Look for us to sell Dec hogs on rallies and buy the Feb-April on Breaks. We missed our Z attempt to short Z midweek by a few pennies, that’s frustrating but we would have lifted it by the weekend. You can expect us to take off flat price exposure into weekends given potential headline risk.
If we would see a big surge in G-J, we will probably look at selling J-M (April-June/July) to butterfly against it. We think cash is headed into the mid-high 50’s which should pull the Dec into the low 60’s maybe even high 50’s.
ASF remains a theme in China/SE Asia. The Chinese have mentioned pork production will move back into normal territory by mid-2020, but we are skeptical. This summer hogs will likely be on fire in 2020, but that is a story for another day. Right now there is plenty of supply given recent demand.
LONG 1 UNIT OF FEB HOGS
SHORT 1 UNIT OF APRIL HOGS
Looking into next week:
- The cash market did inch under $60. We hear packers already have their slaughter needs covered for next week. The December futures closed at 64.12, it refused to break the mid 63’s. As you can see in the chart above, there has been support there. This is a little over a $4.00 premium to cash though, and the cash hog prices next week are projected to go lower.
- We missed the belly market last week. China continues to be the thorn in the short seller’s side. We will continue to chase it though. A while back, we mentioned China would be exporting whole carcasses. It is now being reported that this is occurring. The number of carcasses may be in excess of 100K head. This has without doubt put a floor in the product values, at least for now. We are calling the belly market up $7-$10 next week.
- Last week we mentioned the ham market was in good shape price wise. As you can see by Fridays ham price above the demand has not slowed down. Going home tonight the hams are still sought after for holiday as well as export business. We could see the ham price go up another $3-$5 next week.
- Loin, butts and ribs are in a trading range. We look for this to continue, we do not see any major move in those next week, but given the China affect, anything can happen. The cutout is strong and that is why prices haven’t fallen like a year ago.

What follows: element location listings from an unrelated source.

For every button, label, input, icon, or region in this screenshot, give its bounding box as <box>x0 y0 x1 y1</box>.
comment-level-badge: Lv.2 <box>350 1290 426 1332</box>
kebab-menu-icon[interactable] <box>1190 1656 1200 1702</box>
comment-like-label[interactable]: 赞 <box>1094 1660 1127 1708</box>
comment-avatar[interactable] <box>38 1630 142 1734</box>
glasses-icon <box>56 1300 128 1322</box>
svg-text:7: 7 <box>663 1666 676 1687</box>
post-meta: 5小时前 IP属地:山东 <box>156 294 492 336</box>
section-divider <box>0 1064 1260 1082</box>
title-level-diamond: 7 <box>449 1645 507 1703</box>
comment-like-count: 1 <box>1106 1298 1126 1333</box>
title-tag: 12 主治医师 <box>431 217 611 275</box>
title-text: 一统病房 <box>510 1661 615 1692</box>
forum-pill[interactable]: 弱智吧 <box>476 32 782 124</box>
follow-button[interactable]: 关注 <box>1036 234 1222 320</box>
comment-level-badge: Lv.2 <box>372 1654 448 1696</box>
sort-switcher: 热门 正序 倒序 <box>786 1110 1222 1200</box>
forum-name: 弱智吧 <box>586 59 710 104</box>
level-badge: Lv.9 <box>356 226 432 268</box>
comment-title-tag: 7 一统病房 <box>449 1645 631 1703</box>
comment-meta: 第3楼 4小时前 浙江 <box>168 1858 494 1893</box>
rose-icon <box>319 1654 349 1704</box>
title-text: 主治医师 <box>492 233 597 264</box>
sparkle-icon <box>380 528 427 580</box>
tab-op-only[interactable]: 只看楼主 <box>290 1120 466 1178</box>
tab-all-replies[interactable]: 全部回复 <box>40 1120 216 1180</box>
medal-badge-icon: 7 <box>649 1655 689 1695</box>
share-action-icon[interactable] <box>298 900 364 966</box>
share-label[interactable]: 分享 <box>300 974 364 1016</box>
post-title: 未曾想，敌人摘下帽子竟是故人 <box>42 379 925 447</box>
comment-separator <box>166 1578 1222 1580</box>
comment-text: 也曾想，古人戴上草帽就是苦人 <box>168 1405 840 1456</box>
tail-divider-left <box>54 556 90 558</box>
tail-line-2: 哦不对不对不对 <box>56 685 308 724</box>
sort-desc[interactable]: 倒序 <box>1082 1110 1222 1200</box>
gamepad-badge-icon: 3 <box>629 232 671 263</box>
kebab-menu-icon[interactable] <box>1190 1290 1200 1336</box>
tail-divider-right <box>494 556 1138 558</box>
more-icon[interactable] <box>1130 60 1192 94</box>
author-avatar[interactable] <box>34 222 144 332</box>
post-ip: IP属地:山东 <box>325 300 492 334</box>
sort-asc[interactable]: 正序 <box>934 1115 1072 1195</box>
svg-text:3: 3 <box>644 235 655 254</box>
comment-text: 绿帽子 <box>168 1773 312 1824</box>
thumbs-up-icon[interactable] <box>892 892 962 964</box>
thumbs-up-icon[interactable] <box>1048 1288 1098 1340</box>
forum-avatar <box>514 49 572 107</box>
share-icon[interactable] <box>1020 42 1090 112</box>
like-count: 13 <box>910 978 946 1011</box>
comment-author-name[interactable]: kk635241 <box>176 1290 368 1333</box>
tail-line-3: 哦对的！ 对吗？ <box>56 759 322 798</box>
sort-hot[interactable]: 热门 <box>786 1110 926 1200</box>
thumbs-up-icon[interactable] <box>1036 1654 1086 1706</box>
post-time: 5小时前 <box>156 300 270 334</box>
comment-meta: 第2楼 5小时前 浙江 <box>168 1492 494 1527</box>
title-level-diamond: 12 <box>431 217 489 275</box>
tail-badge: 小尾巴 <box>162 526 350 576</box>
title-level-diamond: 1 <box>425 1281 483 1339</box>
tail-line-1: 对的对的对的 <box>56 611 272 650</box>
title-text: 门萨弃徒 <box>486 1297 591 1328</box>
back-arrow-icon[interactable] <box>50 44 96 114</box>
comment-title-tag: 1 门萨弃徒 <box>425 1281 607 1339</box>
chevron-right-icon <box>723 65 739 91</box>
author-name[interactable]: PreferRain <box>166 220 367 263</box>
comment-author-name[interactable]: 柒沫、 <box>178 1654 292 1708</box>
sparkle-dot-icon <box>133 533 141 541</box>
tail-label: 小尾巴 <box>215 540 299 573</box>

- The USDA Interior Iowa Southern Minnesota live weight came in at 286.7 up .3 lbs. from last week’s weights at 286.4 and are now 3.2 lbs. over year ago. This is a little more seasonal than the change two weeks ago.
How we trade this:
- We missed selling 65.75 last week, we will likely lower that price this week. Eventually, we think it is very likely Dec trades below 62 as cash is headed toward 56 in our opinion. The chart above shows basis will close on cash very soon, weaker cash means weaker futures in our opinion.

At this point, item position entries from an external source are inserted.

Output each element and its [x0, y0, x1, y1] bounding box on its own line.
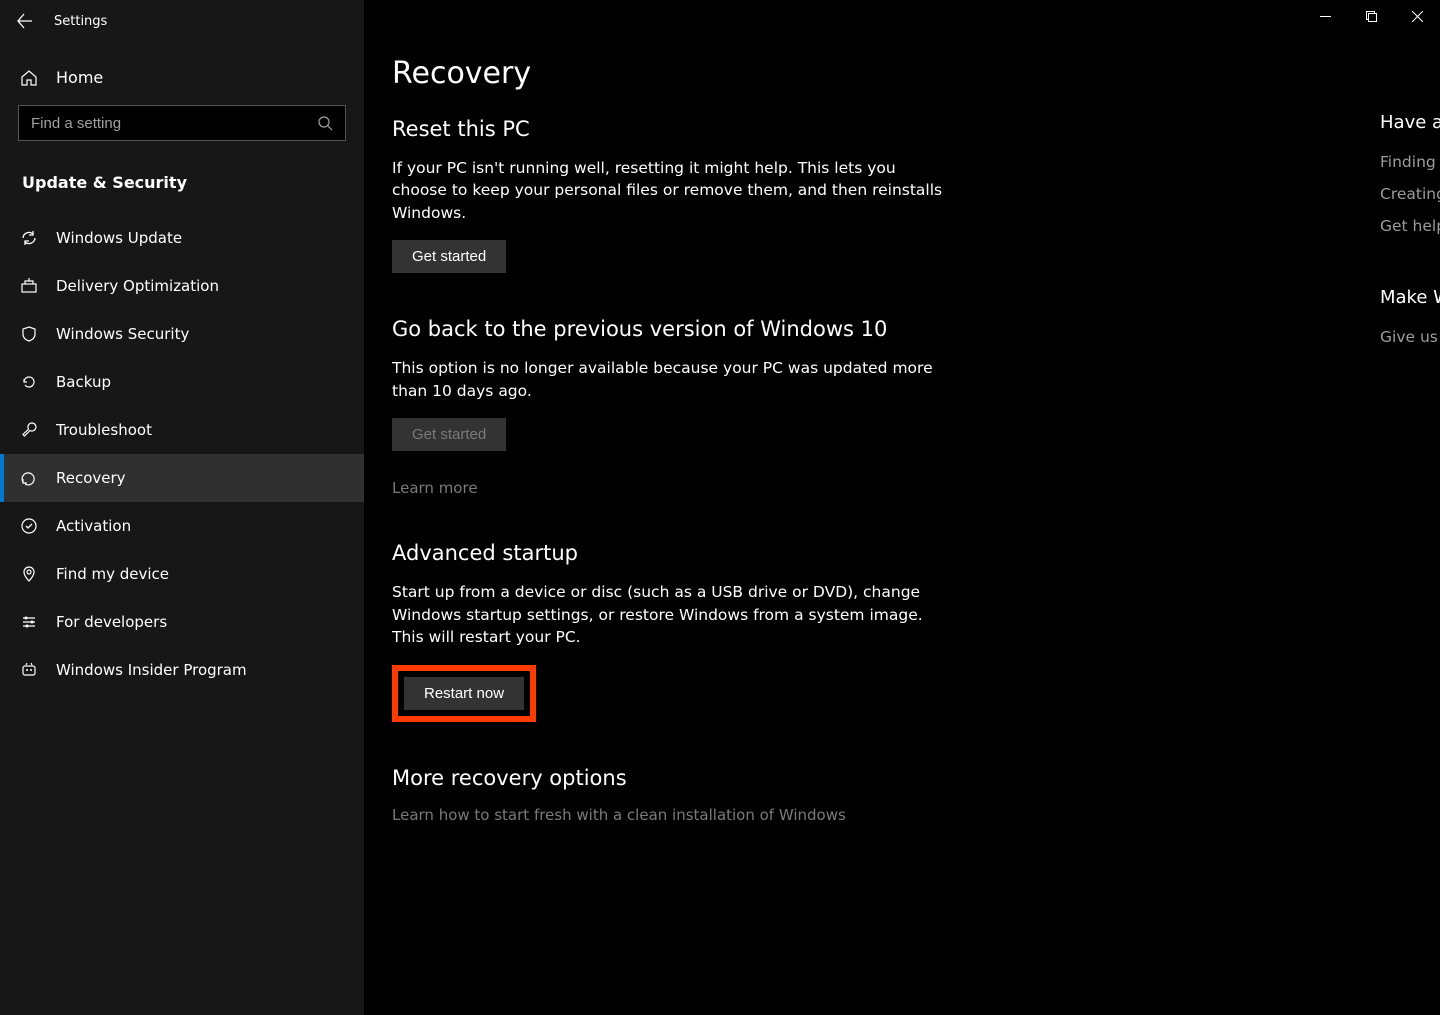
annotation-highlight: Restart now: [392, 665, 536, 722]
arrow-left-icon: [17, 13, 33, 29]
recovery-icon: [20, 469, 38, 487]
delivery-icon: [20, 277, 38, 295]
sidebar-item-windows-insider[interactable]: Windows Insider Program: [0, 646, 364, 694]
maximize-icon: [1366, 11, 1377, 22]
learn-more-link[interactable]: Learn more: [392, 479, 952, 497]
section-body: Start up from a device or disc (such as …: [392, 581, 952, 648]
section-advanced-startup: Advanced startup Start up from a device …: [392, 541, 952, 721]
minimize-icon: [1320, 11, 1331, 22]
section-heading: Advanced startup: [392, 541, 952, 565]
sidebar-item-label: Windows Security: [56, 325, 189, 343]
restart-now-button[interactable]: Restart now: [404, 677, 524, 710]
section-more-recovery: More recovery options Learn how to start…: [392, 766, 952, 824]
home-icon: [20, 69, 38, 87]
backup-icon: [20, 373, 38, 391]
sidebar-home-label: Home: [56, 68, 103, 87]
section-body: If your PC isn't running well, resetting…: [392, 157, 952, 224]
main-content: Recovery Reset this PC If your PC isn't …: [364, 0, 1440, 1015]
sidebar: Settings Home Update & Security Windows …: [0, 0, 364, 1015]
sidebar-item-activation[interactable]: Activation: [0, 502, 364, 550]
sidebar-item-label: Find my device: [56, 565, 169, 583]
sidebar-item-for-developers[interactable]: For developers: [0, 598, 364, 646]
sync-icon: [20, 229, 38, 247]
sidebar-item-label: For developers: [56, 613, 167, 631]
window-controls: [1302, 0, 1440, 32]
get-started-goback-button: Get started: [392, 418, 506, 451]
location-icon: [20, 565, 38, 583]
start-fresh-link[interactable]: Learn how to start fresh with a clean in…: [392, 806, 952, 824]
window-title: Settings: [54, 14, 107, 29]
sidebar-category: Update & Security: [0, 155, 364, 214]
minimize-button[interactable]: [1302, 0, 1348, 32]
section-body: This option is no longer available becau…: [392, 357, 952, 402]
sidebar-home[interactable]: Home: [0, 38, 364, 105]
sidebar-item-windows-update[interactable]: Windows Update: [0, 214, 364, 262]
back-button[interactable]: [16, 12, 34, 30]
sidebar-item-label: Windows Update: [56, 229, 182, 247]
close-icon: [1412, 11, 1423, 22]
aside-better-heading: Make Windows better: [1380, 287, 1440, 308]
sidebar-item-windows-security[interactable]: Windows Security: [0, 310, 364, 358]
sidebar-item-find-my-device[interactable]: Find my device: [0, 550, 364, 598]
get-started-reset-button[interactable]: Get started: [392, 240, 506, 273]
shield-icon: [20, 325, 38, 343]
sidebar-item-label: Delivery Optimization: [56, 277, 219, 295]
sidebar-item-recovery[interactable]: Recovery: [0, 454, 364, 502]
maximize-button[interactable]: [1348, 0, 1394, 32]
search-field[interactable]: [31, 115, 317, 132]
check-circle-icon: [20, 517, 38, 535]
section-heading: Go back to the previous version of Windo…: [392, 317, 952, 341]
search-input[interactable]: [18, 105, 346, 141]
aside-question-heading: Have a question?: [1380, 112, 1440, 133]
section-go-back: Go back to the previous version of Windo…: [392, 317, 952, 497]
aside-link-feedback[interactable]: Give us feedback: [1380, 328, 1440, 346]
page-title: Recovery: [392, 56, 1440, 91]
wrench-icon: [20, 421, 38, 439]
sidebar-item-label: Activation: [56, 517, 131, 535]
aside-link-get-help[interactable]: Get help: [1380, 217, 1440, 235]
section-heading: More recovery options: [392, 766, 952, 790]
aside-panel: Have a question? Finding my BitLocker re…: [1380, 112, 1440, 360]
section-reset-pc: Reset this PC If your PC isn't running w…: [392, 117, 952, 273]
sidebar-nav: Windows Update Delivery Optimization Win…: [0, 214, 364, 694]
sidebar-item-backup[interactable]: Backup: [0, 358, 364, 406]
sidebar-item-delivery-optimization[interactable]: Delivery Optimization: [0, 262, 364, 310]
close-button[interactable]: [1394, 0, 1440, 32]
sidebar-item-troubleshoot[interactable]: Troubleshoot: [0, 406, 364, 454]
titlebar: Settings: [0, 4, 364, 38]
insider-icon: [20, 661, 38, 679]
aside-link-recovery-drive[interactable]: Creating a recovery drive: [1380, 185, 1440, 203]
search-icon: [317, 115, 333, 131]
sidebar-item-label: Troubleshoot: [56, 421, 152, 439]
aside-link-bitlocker[interactable]: Finding my BitLocker recovery key: [1380, 153, 1440, 171]
sidebar-item-label: Windows Insider Program: [56, 661, 247, 679]
sidebar-item-label: Backup: [56, 373, 111, 391]
sidebar-item-label: Recovery: [56, 469, 126, 487]
section-heading: Reset this PC: [392, 117, 952, 141]
sliders-icon: [20, 613, 38, 631]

- We still like the LHG/LHJ spread and look to put these spreads on, on corrections of $7.00 or more. We will use these as a shield as we try to short Z in the coming days/weeks.
- We think that the butterfly spread of long LHG short LHJ and long LHM is definitely worth considering. This is a good spread that should perform slowly.
- The test for the December hogs will be the Thanksgiving/Christmas Holidays. We say this because this year Thanksgiving is unusually late. This leaves fewer weeks between it and the Christmas Holiday. The reason we point this out is because, when this happens retailers and processor have less time to take advantage of the weekly features. This can cause prices to be pushed lower in an effort to keep fresh meat stocks in rotation.
- Ultimately this along with a lot more hogs coming to market will keep the live hog prices under pressure as well. What would prices of the product and the hogs be, if we didn’t have the sales to China that we do? The market is asking the producer to grow the herd a lot in the coming months, they will oblige. What if China is not there to buy?
- There is no end in sight of the unusually large numbers of hogs. We are still in a bear market, and will probably stay in one until at least the first quarter of 2020. The China trade deal and ASF makes us lose sleep at night, but being long that story is not the way to get paid in the near term. That’s how we see it.